Author : Peter Iverson
Publisher : UNM Press
Page : 436 pages
File Size : 44,86 MB
Release : 2002-08-28
Category : History
ISBN : 9780826327154
The most complete and current history of the largest American Indian nation in the U.S., based on extensive new archival research, traditional histories, interviews, and personal observation.
Author :
Publisher :
Page : 434 pages
File Size : 27,71 MB
Release : 1996
Category : Information services
ISBN :
Author : Colleen M. O'Neill
Publisher :
Page : 264 pages
File Size : 16,11 MB
Release : 2005
Category : Business & Economics
ISBN :
"O'Neill chronicles a history of Navajo labor that illuminates how cultural practices and values influenced what it meant to work for wages or to produce commodities for the marketplace.
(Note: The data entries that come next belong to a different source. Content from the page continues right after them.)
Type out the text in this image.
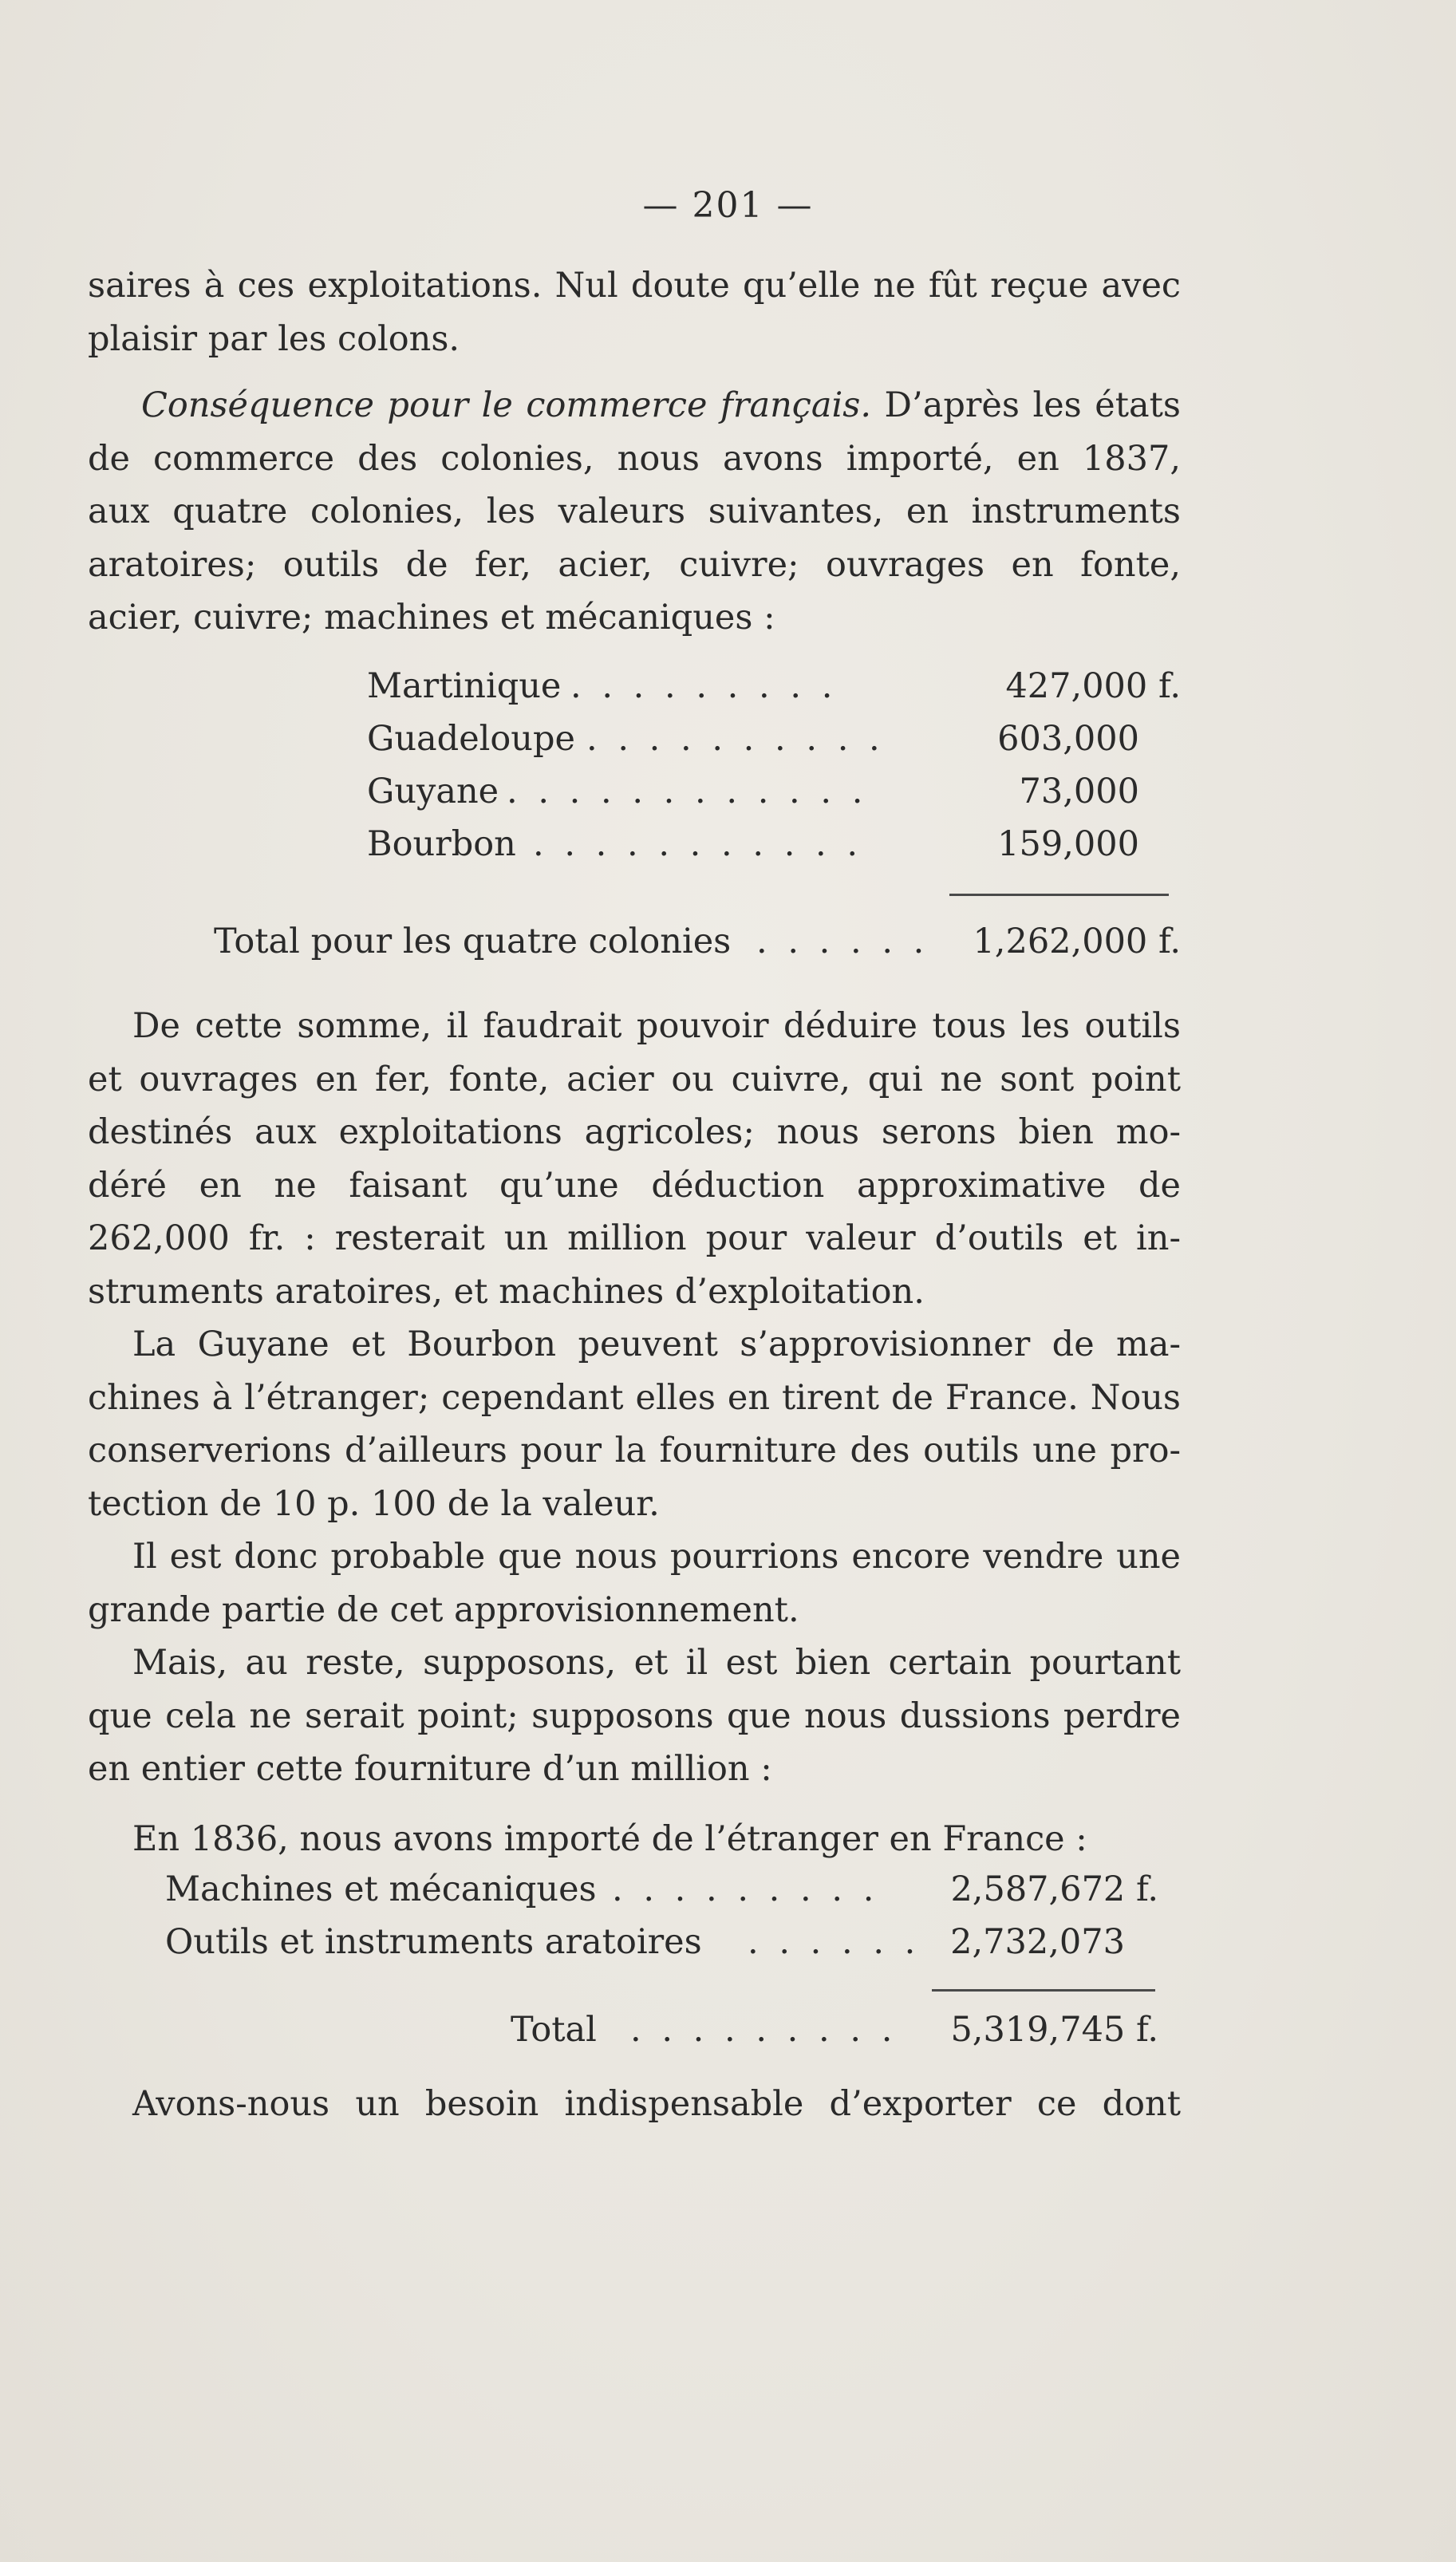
— 201 —
saires à ces exploitations. Nul doute qu’elle ne fût reçue avec
plaisir par les colons.
Conséquence pour le commerce français. D’après les états
de commerce des colonies, nous avons importé, en 1837,
aux quatre colonies, les valeurs suivantes, en instruments
aratoires; outils de fer, acier, cuivre; ouvrages en fonte,
acier, cuivre; machines et mécaniques :
Martinique . . . . . . . . .	427,000 f.
Guadeloupe . . . . . . . . . .	603,000
Guyane . . . . . . . . . . . .	73,000
Bourbon . . . . . . . . . . .	159,000
Total pour les quatre colonies . . . . . . 1,262,000 f.
De cette somme, il faudrait pouvoir déduire tous les outils
et ouvrages en fer, fonte, acier ou cuivre, qui ne sont point
destinés aux exploitations agricoles; nous serons bien mo-
déré en ne faisant qu’une déduction approximative de
262,000 fr. : resterait un million pour valeur d’outils et in-
struments aratoires, et machines d’exploitation.
La Guyane et Bourbon peuvent s’approvisionner de ma-
chines à l’étranger; cependant elles en tirent de France. Nous
conserverions d’ailleurs pour la fourniture des outils une pro-
tection de 10 p. 100 de la valeur.
Il est donc probable que nous pourrions encore vendre une
grande partie de cet approvisionnement.
Mais, au reste, supposons, et il est bien certain pourtant
que cela ne serait point; supposons que nous dussions perdre
en entier cette fourniture d’un million :
En 1836, nous avons importé de l’étranger en France :
Machines et mécaniques . . . . . . . . . 2,587,672 f.
Outils et instruments aratoires . . . . . . 2,732,073
Total . . . . . . . . . 5,319,745 f.
Avons-nous un besoin indispensable d’exporter ce dont
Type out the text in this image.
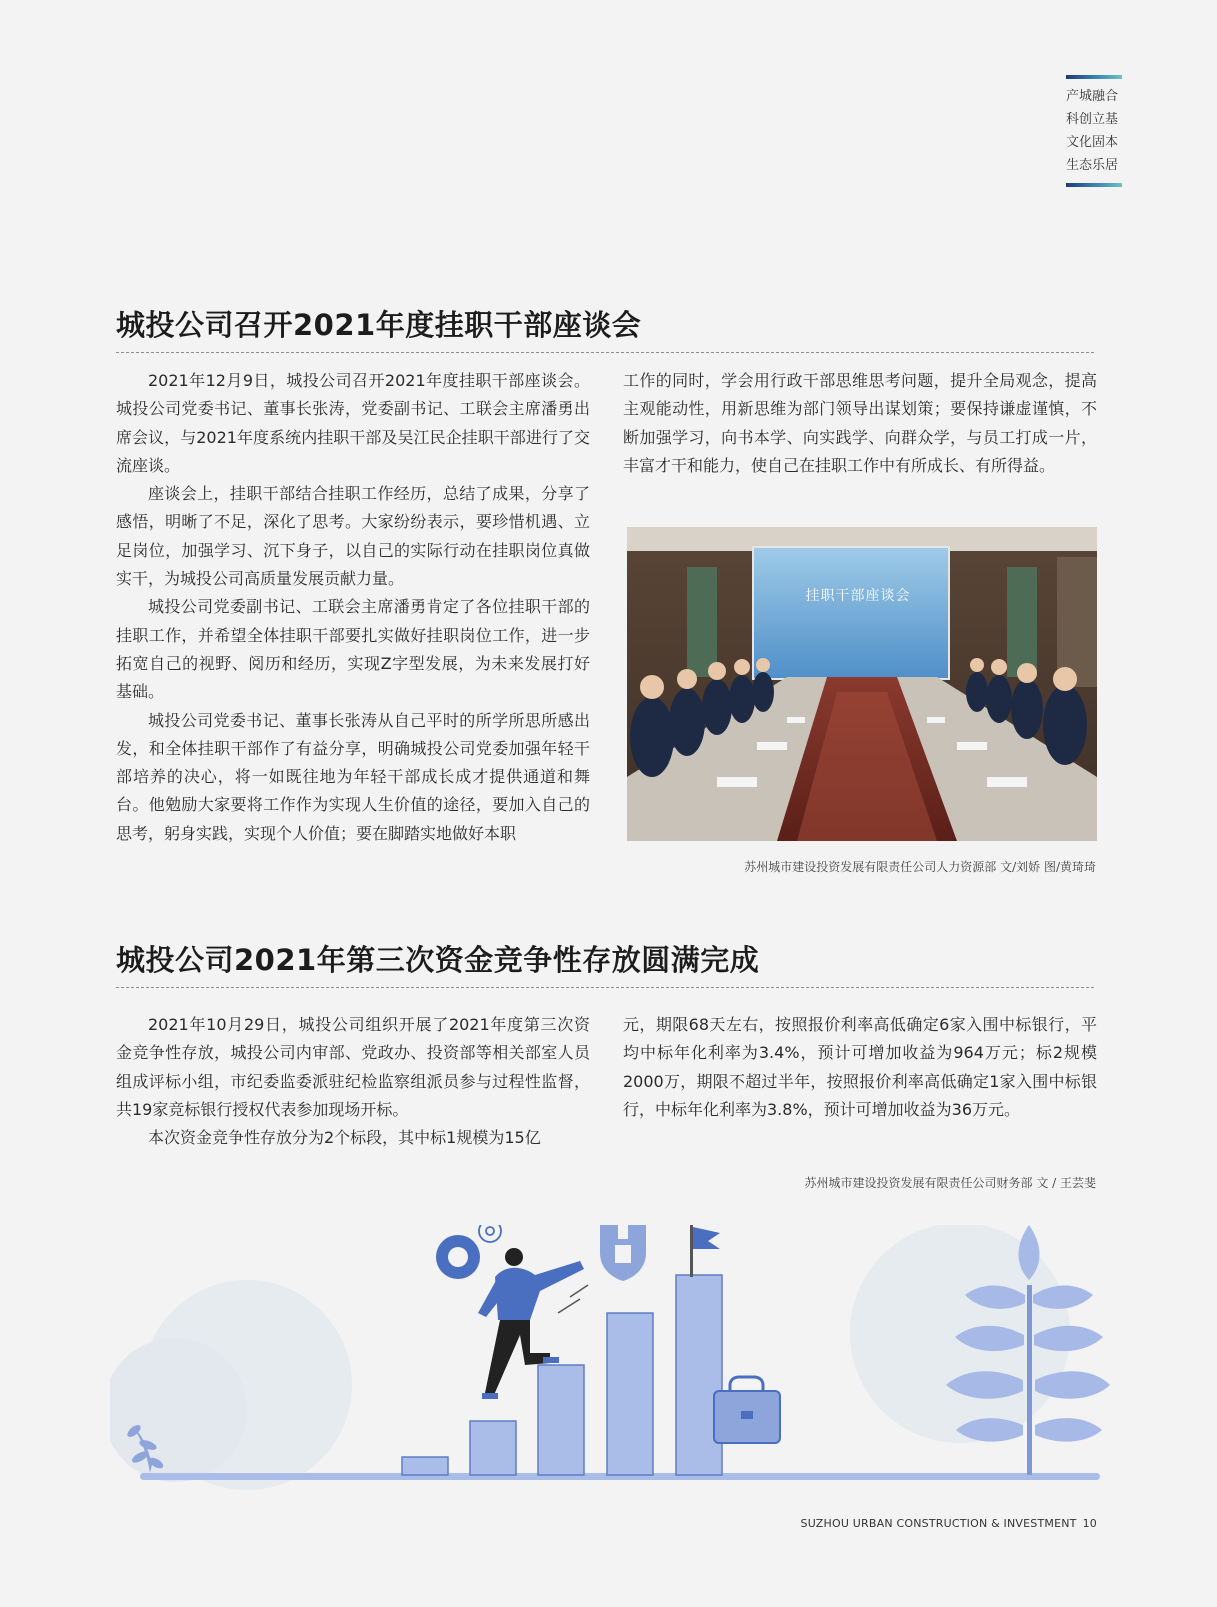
产城融合
科创立基
文化固本
生态乐居
城投公司召开2021年度挂职干部座谈会

2021年12月9日，城投公司召开2021年度挂职干部座谈会。城投公司党委书记、董事长张涛，党委副书记、工联会主席潘勇出席会议，与2021年度系统内挂职干部及吴江民企挂职干部进行了交流座谈。

座谈会上，挂职干部结合挂职工作经历，总结了成果，分享了感悟，明晰了不足，深化了思考。大家纷纷表示，要珍惜机遇、立足岗位，加强学习、沉下身子，以自己的实际行动在挂职岗位真做实干，为城投公司高质量发展贡献力量。

城投公司党委副书记、工联会主席潘勇肯定了各位挂职干部的挂职工作，并希望全体挂职干部要扎实做好挂职岗位工作，进一步拓宽自己的视野、阅历和经历，实现Z字型发展，为未来发展打好基础。

城投公司党委书记、董事长张涛从自己平时的所学所思所感出发，和全体挂职干部作了有益分享，明确城投公司党委加强年轻干部培养的决心，将一如既往地为年轻干部成长成才提供通道和舞台。他勉励大家要将工作作为实现人生价值的途径，要加入自己的思考，躬身实践，实现个人价值；要在脚踏实地做好本职

工作的同时，学会用行政干部思维思考问题，提升全局观念，提高主观能动性，用新思维为部门领导出谋划策；要保持谦虚谨慎，不断加强学习，向书本学、向实践学、向群众学，与员工打成一片，丰富才干和能力，使自己在挂职工作中有所成长、有所得益。

挂职干部座谈会
苏州城市建设投资发展有限责任公司人力资源部 文/刘娇 图/黄琦琦
城投公司2021年第三次资金竞争性存放圆满完成

2021年10月29日，城投公司组织开展了2021年度第三次资金竞争性存放，城投公司内审部、党政办、投资部等相关部室人员组成评标小组，市纪委监委派驻纪检监察组派员参与过程性监督，共19家竞标银行授权代表参加现场开标。

本次资金竞争性存放分为2个标段，其中标1规模为15亿

元，期限68天左右，按照报价利率高低确定6家入围中标银行，平均中标年化利率为3.4%，预计可增加收益为964万元；标2规模2000万，期限不超过半年，按照报价利率高低确定1家入围中标银行，中标年化利率为3.8%，预计可增加收益为36万元。

苏州城市建设投资发展有限责任公司财务部 文 / 王芸斐
SUZHOU URBAN CONSTRUCTION & INVESTMENT 10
Through accounts of Navajo coal miners, weavers, and those who left the reservation in search of wage work, she explores the tension between making a living the Navajo way and "working elsewhere.""--BOOK JACKET.
Author : Stacy Alaimo
Publisher : Indiana University Press
Page : 211 pages
File Size : 24,75 MB
Release : 2010-10-25
Category : Philosophy
ISBN : 0253004837
How do we understand the agency and significance of material forces and their interface with human bodies? What does it mean to be human in these times, with bodies that are inextricably interconnected with our physical world? Bodily Natures considers these questions by grappling with powerful and pervasive material forces and their increasingly harmful effects on the human body. Drawing on feminist theory, environmental studies, and the sciences, Stacy Alaimo focuses on trans-corporeality, or movement across bodies and nature, which has profoundly altered our sense of self. By looking at a broad range of creative and philosophical writings, Alaimo illuminates how science, politics, and culture collide, while considering the closeness of the human body to the environment.